When dictatorships fall, how can societies heal the wounds? Truth commissions are increasingly seen as the way forward. But when do they work best and what structures and rules make them work most effectively? When are they a means to unearth the truth and restore social peace and when are they merely a clever way for politicians to avoid responsibility and a reckoning with the past? Serbia is a test case for all of these issues.
In one respect, the body appointed by President Vojislav Kostunica to examine the crimes of Yugoslavia’s recent past is like South Africa’s successful model: it is called a "Truth and Reconciliation Commission." The resemblance ends there.
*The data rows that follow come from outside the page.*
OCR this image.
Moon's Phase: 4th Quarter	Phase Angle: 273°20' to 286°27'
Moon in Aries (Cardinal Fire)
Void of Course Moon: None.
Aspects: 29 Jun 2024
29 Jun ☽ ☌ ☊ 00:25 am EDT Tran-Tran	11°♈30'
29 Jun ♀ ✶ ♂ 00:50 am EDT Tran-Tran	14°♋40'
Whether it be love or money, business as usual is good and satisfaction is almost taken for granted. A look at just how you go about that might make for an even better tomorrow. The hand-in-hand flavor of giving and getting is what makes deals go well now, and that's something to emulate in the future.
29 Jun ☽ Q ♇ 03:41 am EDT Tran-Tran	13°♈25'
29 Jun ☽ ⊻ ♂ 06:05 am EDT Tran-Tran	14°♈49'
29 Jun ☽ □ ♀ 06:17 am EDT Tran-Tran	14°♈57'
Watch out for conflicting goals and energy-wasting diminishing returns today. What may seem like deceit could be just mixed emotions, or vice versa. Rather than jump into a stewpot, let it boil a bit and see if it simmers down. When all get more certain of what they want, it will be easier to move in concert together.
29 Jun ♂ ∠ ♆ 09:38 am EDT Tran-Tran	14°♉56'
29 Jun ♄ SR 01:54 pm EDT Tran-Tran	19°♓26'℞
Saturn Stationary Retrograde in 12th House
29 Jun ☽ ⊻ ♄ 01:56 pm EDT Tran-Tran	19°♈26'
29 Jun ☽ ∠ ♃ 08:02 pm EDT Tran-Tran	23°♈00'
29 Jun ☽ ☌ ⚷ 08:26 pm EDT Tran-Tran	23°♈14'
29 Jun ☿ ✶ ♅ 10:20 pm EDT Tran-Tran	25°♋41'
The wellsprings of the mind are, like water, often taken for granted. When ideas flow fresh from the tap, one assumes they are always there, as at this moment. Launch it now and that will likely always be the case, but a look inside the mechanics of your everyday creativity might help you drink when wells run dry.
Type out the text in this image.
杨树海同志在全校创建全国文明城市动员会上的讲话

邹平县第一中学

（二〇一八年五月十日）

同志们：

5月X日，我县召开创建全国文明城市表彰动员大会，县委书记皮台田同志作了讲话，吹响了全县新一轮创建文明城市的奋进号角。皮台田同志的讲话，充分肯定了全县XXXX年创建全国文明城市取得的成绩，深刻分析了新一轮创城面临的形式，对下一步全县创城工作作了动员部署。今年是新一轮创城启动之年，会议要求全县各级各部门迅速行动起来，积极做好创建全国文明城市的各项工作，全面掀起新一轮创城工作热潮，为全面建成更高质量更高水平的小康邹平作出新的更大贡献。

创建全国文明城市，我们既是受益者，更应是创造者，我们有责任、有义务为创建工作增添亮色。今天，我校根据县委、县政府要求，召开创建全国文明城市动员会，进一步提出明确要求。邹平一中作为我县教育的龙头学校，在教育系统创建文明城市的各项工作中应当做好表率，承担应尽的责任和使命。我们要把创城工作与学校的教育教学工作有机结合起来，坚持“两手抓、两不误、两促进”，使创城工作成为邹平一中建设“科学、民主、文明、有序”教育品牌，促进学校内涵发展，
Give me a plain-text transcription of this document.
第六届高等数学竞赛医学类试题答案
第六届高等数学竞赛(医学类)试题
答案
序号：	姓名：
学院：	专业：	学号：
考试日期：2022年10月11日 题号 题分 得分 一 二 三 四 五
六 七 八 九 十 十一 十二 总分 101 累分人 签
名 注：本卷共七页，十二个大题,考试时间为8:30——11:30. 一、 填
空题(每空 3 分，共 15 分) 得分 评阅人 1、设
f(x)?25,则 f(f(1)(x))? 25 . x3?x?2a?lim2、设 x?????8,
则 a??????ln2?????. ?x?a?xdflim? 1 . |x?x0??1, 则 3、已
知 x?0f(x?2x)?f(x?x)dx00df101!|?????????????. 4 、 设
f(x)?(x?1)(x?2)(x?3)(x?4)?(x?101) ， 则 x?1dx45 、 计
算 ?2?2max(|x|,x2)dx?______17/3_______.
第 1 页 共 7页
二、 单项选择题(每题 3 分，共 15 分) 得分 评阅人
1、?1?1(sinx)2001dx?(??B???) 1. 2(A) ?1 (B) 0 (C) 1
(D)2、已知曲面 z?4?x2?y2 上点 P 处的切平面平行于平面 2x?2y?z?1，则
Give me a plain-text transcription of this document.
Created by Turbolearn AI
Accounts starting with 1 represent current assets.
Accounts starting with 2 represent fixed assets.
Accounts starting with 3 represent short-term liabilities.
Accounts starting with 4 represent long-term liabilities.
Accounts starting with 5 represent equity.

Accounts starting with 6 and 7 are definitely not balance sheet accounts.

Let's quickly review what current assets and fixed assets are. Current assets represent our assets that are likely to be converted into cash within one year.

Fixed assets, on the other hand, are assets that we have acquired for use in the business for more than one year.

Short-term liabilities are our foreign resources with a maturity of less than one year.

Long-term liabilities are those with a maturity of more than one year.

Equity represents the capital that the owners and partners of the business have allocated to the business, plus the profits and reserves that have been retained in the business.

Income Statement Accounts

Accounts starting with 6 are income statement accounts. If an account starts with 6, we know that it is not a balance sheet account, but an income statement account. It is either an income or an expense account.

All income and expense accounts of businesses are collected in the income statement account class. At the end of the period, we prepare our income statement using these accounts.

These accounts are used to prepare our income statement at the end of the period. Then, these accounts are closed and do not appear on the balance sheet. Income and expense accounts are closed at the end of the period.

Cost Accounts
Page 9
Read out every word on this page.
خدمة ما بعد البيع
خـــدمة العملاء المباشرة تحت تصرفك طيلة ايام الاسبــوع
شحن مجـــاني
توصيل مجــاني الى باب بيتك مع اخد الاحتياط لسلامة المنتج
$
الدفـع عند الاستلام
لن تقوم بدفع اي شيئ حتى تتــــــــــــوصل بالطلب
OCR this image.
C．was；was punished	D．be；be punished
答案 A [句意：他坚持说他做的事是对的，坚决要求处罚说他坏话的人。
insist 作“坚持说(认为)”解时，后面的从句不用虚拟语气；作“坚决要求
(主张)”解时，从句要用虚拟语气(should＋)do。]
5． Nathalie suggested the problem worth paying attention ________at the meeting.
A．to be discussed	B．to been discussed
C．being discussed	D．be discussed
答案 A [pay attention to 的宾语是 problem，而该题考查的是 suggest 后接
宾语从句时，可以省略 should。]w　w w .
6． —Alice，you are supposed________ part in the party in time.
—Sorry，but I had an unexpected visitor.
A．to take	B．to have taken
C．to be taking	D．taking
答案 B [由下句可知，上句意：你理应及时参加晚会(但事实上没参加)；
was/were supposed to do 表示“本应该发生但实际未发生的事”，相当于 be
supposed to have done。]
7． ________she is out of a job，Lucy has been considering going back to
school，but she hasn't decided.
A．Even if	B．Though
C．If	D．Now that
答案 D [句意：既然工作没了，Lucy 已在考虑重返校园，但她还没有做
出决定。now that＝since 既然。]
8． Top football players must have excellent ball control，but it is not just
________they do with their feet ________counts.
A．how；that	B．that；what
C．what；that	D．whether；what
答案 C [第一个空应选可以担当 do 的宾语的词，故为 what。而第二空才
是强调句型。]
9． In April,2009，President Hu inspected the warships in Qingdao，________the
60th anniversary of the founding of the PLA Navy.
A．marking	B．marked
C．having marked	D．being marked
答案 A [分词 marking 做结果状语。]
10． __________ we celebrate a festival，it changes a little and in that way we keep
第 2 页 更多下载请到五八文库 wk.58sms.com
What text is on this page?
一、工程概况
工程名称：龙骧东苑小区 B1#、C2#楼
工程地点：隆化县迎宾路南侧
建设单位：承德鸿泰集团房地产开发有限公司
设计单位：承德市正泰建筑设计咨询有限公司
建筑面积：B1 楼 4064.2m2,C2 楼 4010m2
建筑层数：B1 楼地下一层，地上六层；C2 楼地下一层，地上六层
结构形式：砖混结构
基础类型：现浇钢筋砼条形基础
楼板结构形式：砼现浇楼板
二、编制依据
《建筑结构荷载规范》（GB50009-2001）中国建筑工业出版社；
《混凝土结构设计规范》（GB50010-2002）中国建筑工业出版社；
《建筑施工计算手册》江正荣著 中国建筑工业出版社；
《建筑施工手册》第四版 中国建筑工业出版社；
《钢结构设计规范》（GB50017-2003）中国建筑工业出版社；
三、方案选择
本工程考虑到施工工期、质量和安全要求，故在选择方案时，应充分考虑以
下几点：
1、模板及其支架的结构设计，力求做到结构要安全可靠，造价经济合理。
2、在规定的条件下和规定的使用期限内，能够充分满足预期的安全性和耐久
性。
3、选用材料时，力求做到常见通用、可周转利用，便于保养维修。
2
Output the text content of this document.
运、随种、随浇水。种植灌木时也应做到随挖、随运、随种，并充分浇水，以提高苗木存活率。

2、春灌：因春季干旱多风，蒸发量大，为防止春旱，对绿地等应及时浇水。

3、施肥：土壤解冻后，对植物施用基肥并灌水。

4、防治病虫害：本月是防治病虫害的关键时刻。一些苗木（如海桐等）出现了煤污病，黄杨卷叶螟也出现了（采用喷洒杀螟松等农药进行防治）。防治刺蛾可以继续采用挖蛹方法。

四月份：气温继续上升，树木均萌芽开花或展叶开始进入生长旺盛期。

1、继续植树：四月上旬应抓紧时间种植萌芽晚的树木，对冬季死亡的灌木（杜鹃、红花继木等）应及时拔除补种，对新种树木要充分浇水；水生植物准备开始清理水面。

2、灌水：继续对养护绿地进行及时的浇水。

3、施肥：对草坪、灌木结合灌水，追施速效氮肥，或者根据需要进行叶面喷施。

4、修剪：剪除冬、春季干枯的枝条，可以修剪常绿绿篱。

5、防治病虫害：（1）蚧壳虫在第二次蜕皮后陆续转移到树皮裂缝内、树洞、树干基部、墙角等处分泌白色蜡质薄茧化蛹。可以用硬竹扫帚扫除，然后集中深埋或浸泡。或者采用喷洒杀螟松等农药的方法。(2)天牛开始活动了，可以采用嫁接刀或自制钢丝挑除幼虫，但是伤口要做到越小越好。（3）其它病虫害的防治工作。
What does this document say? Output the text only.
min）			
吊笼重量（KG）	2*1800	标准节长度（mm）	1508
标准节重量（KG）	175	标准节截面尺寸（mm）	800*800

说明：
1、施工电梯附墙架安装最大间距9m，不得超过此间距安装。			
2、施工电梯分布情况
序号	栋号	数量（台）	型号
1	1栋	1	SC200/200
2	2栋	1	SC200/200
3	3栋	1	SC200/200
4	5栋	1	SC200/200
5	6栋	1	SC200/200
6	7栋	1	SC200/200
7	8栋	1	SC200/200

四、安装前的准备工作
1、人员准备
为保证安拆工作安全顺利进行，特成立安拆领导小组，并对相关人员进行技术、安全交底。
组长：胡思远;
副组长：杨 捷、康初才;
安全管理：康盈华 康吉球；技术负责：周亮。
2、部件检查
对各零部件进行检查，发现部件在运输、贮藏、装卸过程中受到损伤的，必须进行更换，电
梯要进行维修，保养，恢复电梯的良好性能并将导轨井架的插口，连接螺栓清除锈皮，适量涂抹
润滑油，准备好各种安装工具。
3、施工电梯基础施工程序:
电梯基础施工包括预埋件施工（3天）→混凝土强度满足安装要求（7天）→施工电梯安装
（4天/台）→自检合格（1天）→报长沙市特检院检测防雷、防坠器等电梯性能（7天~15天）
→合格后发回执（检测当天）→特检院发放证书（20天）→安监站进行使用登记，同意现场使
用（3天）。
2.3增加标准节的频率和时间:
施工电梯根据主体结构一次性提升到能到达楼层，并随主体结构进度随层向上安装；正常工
South Africa's Truth and Reconciliation Commission was established by legislation after careful consideration by parliament and extensive discussion across the country. Fourteen months elapsed between the time Justice Minister Dullah Omar announced the government's intention to establish a commission and its signature into law by President Nelson Mandela. The mandate and the operating procedures of the Commission were clearly spelled out. A timetable for the Commission to report was specified. Measures were incorporated to ensure that the Commission would obtain the testimony of perpetrators as well as victims.
Though the South African Cabinet decided that the hearings at which perpetrators would disclose their crimes should be closed, Parliament amended this to require that they should do so in public. Funds were appropriated for the Commission's operations. After the law was signed President Mandela appointed a committee to assist him in identifying those who should serve. 299 names were submitted. The committee held public hearings and selected 25 to forward to President Mandela. He chose 17, appointing Archbishop Desmond Tutu, a man widely acknowledged as South Africa's moral conscience, to chair the Commission.